Oncolytic vaccinia virotherapy of anaplastic thyroid cancer in vivo.
Academic Article
Overview
abstract
CONTEXT: Anaplastic thyroid carcinoma (ATC) is a fatal disease with a median survival of only 6 months. Novel therapies are needed to improve dismal outcomes. OBJECTIVE: A mutated, replication-competent, vaccinia virus (GLV-1h68) has oncolytic effects on human ATC cell lines in vitro. We assessed the utility of GLV-1h68 in treating anaplastic thyroid cancer in vivo.
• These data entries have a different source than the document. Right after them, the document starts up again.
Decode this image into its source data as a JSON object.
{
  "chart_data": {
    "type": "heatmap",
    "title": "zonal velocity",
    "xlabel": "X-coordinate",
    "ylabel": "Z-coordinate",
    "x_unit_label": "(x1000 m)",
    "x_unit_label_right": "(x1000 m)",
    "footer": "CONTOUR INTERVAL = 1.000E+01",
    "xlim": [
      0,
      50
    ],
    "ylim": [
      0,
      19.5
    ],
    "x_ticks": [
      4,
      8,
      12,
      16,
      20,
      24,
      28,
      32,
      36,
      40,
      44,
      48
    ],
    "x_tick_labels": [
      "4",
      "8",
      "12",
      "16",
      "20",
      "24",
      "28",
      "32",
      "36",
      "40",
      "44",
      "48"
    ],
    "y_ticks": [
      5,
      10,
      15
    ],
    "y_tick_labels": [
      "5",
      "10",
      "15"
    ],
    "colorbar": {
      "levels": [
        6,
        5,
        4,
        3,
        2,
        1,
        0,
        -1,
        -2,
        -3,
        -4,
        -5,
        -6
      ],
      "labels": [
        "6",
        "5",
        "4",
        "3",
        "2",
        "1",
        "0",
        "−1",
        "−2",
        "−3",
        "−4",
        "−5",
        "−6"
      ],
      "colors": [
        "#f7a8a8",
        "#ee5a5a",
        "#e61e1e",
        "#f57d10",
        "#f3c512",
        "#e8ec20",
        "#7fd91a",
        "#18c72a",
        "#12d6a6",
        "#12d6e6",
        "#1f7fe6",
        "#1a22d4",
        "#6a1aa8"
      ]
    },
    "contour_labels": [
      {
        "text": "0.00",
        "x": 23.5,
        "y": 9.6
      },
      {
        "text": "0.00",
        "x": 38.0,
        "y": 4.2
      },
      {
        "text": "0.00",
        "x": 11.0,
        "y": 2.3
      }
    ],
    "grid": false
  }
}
DESIGN: Athymic nude mice with xenograft flank tumors of human ATCs (8505C and DRO90-1) were treated with a single intratumoral injection of GLV-1h68 at low dose (5x10(5) plaque-forming unit), high dose (5x10(6) plaque-forming unit), or PBS. Virus-mediated marker gene expression (luciferase, green fluorescent protein, and beta-galactosidase), viral biodistribution, and flank tumor volumes were measured. RESULTS: Luciferase expression was detected 2 d after injection. Continuous viral replication within tumors was reflected by increasing luciferase activity to d 9. At d 10, tumor viral recovery was increased more than 50-fold as compared with the injected dose, and minimal virus was recovered from the lung, liver, brain, heart, spleen, and kidneys. High-dose virus directly injected into normal tissues was undetectable at d 10. The mean volume of control 8505C tumors increased 50.8-fold by d 45, in contrast to 10.5-fold (low dose) and 2.1-fold (high dose; P=0.028) increases for treated tumors. DRO90-1 tumors also showed significant growth inhibition by high-dose virus. No virus-related toxicity was observed throughout the study. CONCLUSIONS: GLV-1h68 efficiently infects, expresses transgenes within, and inhibits the growth of ATC in vivo. These promising findings support future clinical trials for patients with ATC.